Andate a legger il racconto Il mondo in scatola (in Novelle fatte a macchina) e vi colpirà come noi donne e uomini abbiamo ben poca coscienza ecologica a tutt’oggi. Farete la conoscenza del signor Zerbini che è “amante della natura” chiede alla sua famiglia, dopo un pic-nic di “non lasciare in giro cartacce: -Sistematele per benino. Non tutte in un mucchio, come al solito. Guardate in quel cespuglio: non ci avete messo nemmeno un bicchiere di carta. Su, su, che ogni albero abbia la sua parte. Non facciamo parzialità. I tovaglioli sporchi lì, sotto quella quercia. Le bottiglie vuote sotto quel castagno. Così: oh, che bello!”
Rodari presentando il racconto scrisse: “…Mi piace camminare nei boschi. Non mi piacciono le cartacce, le bottiglie vuote… che si incontrano nei boschi il lunedì, dopo il pic-nic della domenica. Ho immaginato, per vendetta, che questi rifiuti si mettessero in moto e seguissero in città le automobili di ritorno dalla gita…”
Tra i suoi scritti elenco: Il libro delle filastrocche (1950), Le avventure di Cipollino (1951), La freccia azzurra (1953), Filastrocche in cielo e in terra (1960), Favole al telefono (1961), Il pianeta degli alberi di Natale (1962), Gip nel televisore (1964), Il libro degli errori (1964), La torta in cielo (1966), Tante storie per giocare (1971), Novelle fatte a macchina (1973), Grammatica della fantasia (1973) C’era due volte il Barone Lamberto (1978), Il gioco dei quattro cantoni (1980).
Vi segnalo l’uscita della biografia di Rodari dal titolo Lezioni di Fantastica, scritta dalla storica Vanessa Roghi, pubblicata da Laterza nel mese di maggio.
In autunno è attesa la raccolta delle Opere di Rodari, nella collana dei Meridiani per Mondadori.
Gran parte della produzione di Gianni Rodari è stata pubblicata dalla casa editrice Einaudi.
Hanno illustrato i suoi libri, per la maggior parte, l’inconfondibile segno grafico di Munari e successivamente quello di Altan.
Rodai è stato tradotto in tutto il mondo.

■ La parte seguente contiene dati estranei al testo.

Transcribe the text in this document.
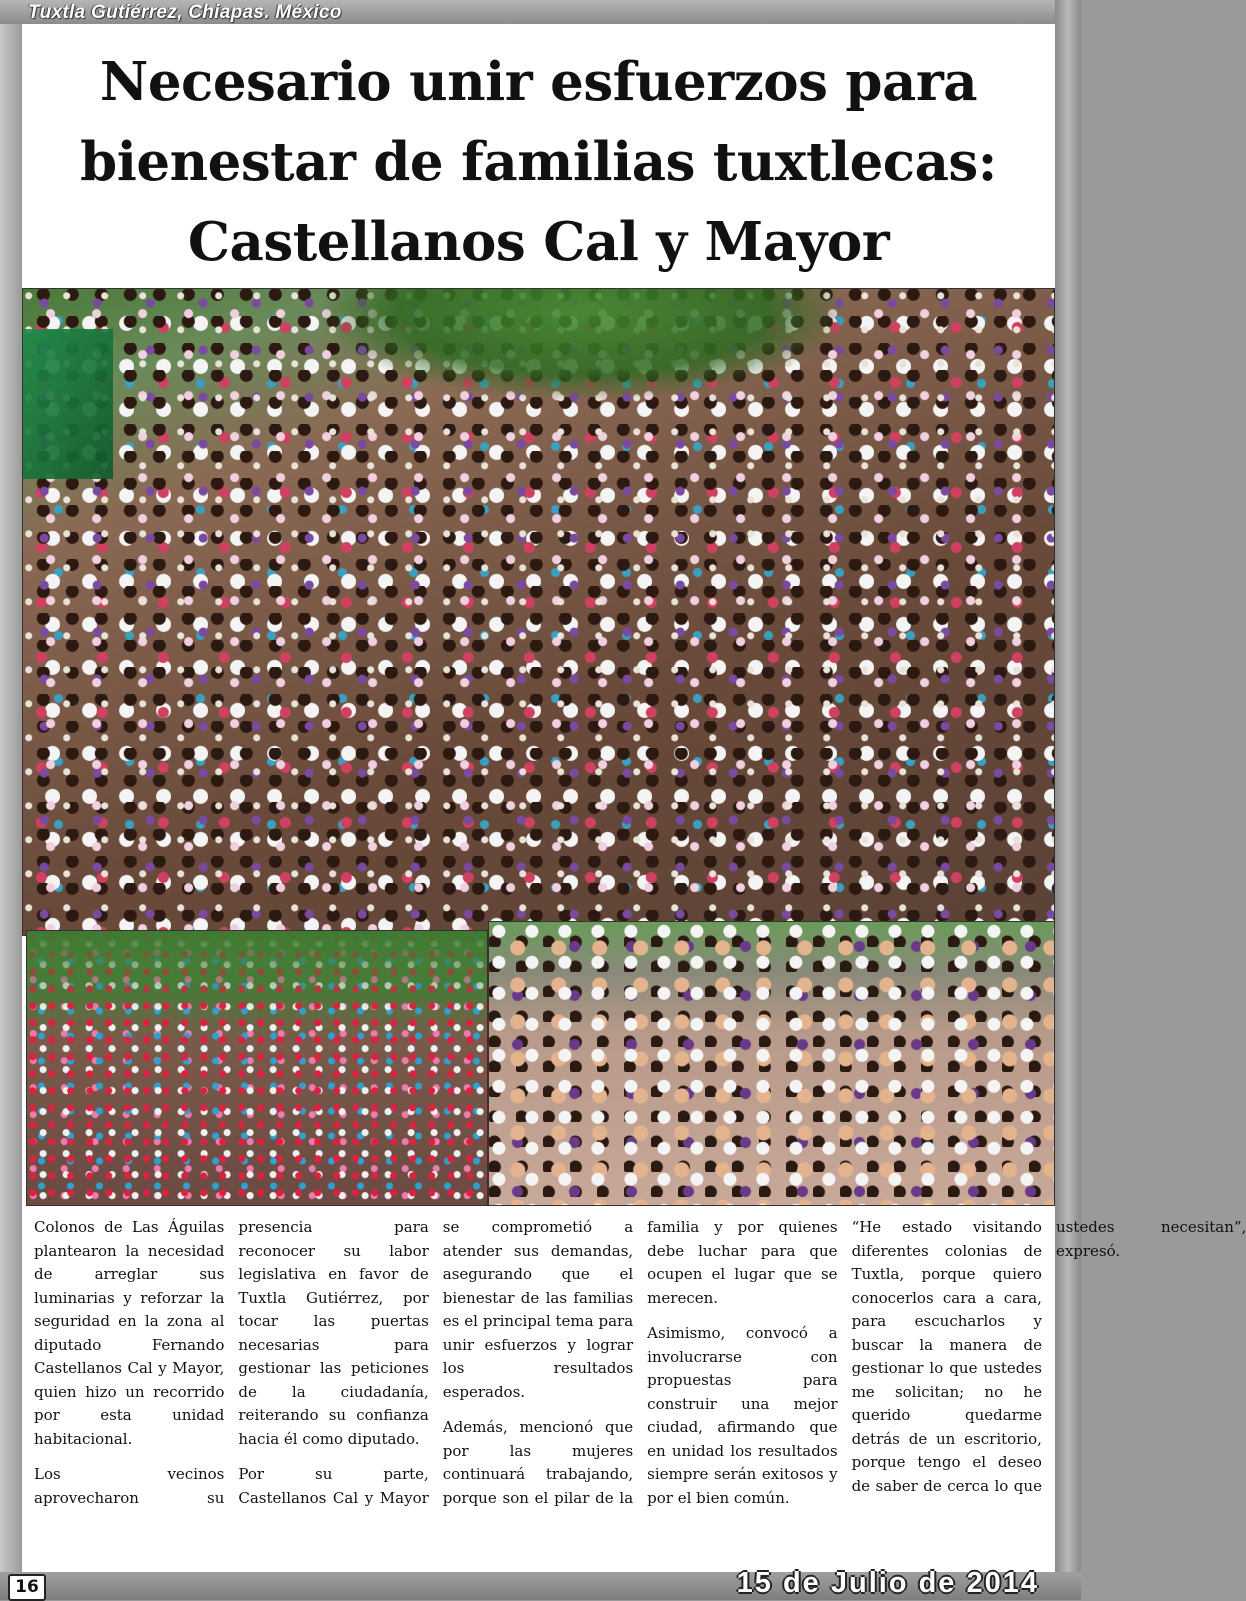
Tuxtla Gutiérrez, Chiapas. México
Necesario unir esfuerzos para
bienestar de familias tuxtlecas:
Castellanos Cal y Mayor

Colonos de Las Águilas plantearon la necesidad de arreglar sus luminarias y reforzar la seguridad en la zona al diputado Fernando Castellanos Cal y Mayor, quien hizo un recorrido por esta unidad habitacional.

Los vecinos aprovecharon su presencia para reconocer su labor legislativa en favor de Tuxtla Gutiérrez, por tocar las puertas necesarias para gestionar las peticiones de la ciudadanía, reiterando su confianza hacia él como diputado.

Por su parte, Castellanos Cal y Mayor se comprometió a atender sus demandas, asegurando que el bienestar de las familias es el principal tema para unir esfuerzos y lograr los resultados esperados.

Además, mencionó que por las mujeres continuará trabajando, porque son el pilar de la familia y por quienes debe luchar para que ocupen el lugar que se merecen.

Asimismo, convocó a involucrarse con propuestas para construir una mejor ciudad, afirmando que en unidad los resultados siempre serán exitosos y por el bien común.

“He estado visitando diferentes colonias de Tuxtla, porque quiero conocerlos cara a cara, para escucharlos y buscar la manera de gestionar lo que ustedes me solicitan; no he querido quedarme detrás de un escritorio, porque tengo el deseo de saber de cerca lo que ustedes necesitan”, expresó.

16	15 de Julio de 2014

Nasce nel 1920 a Omegna. Muore nel 1980.
Chiedo scusa alla favola antica,
se non mi piace l’avara formica.
Io sto dalla parte della cicala
Che il più bel canto non vende, regala.
L’ultimo libro pubblicato da Einaudi dopo la morte di Rodari (ma l’autore ne aveva seguito la lavorazione) è Il gioco dei quattro cantoni. Sul risvolto di copertina possiamo leggere: “…L’umorismo dell’assurdo, il gioco della dissacrazione dei luoghi comuni, gli stravolgimenti del linguaggio altro non sono che l’invito reiterato a liberarci dagli schemi, dai pregiudizi, dal conformismo per guardare più lontano. In un momento storico in cui i punti di riferimento morali e civili sembrano smarriti i libri di Rodari ci indicano, anche al di là della felice invenzione e del piacere della lettura, le strade della tolleranza, le vie dell’amicizia sulle quali converrà incamminarci se vogliamo ancora scommettere sul futuro delle nuove generazioni”.
Tra i tanti racconti proprio quello che dà il titolo alla raccolta Il gioco dei quattro cantoni è sorprendente. Giocano ai quattro cantoni un pino, una magnolia, un tiglio, un cedro del Libano ed un altro pino. La luna è in ritardo. Eccola che sorge, debole chiarore lontano. Ed ecco che a quel lume, come ad un segnale, le piante sembrano destarsi, scollarsi silenziosamente dalle radici. Eccole spostarsi tutte e cinque, ora con sornione lentezza, ora con brevi scatti veloci, lungo i quattro lati del rettangolo. Tocca al tiglio agitarsi nello spazio centrale, correre verso il vertice che il gioco lascia momentaneamente libero per occuparlo, tornare sui suoi passi, ritentare la conquista di un altro vertice…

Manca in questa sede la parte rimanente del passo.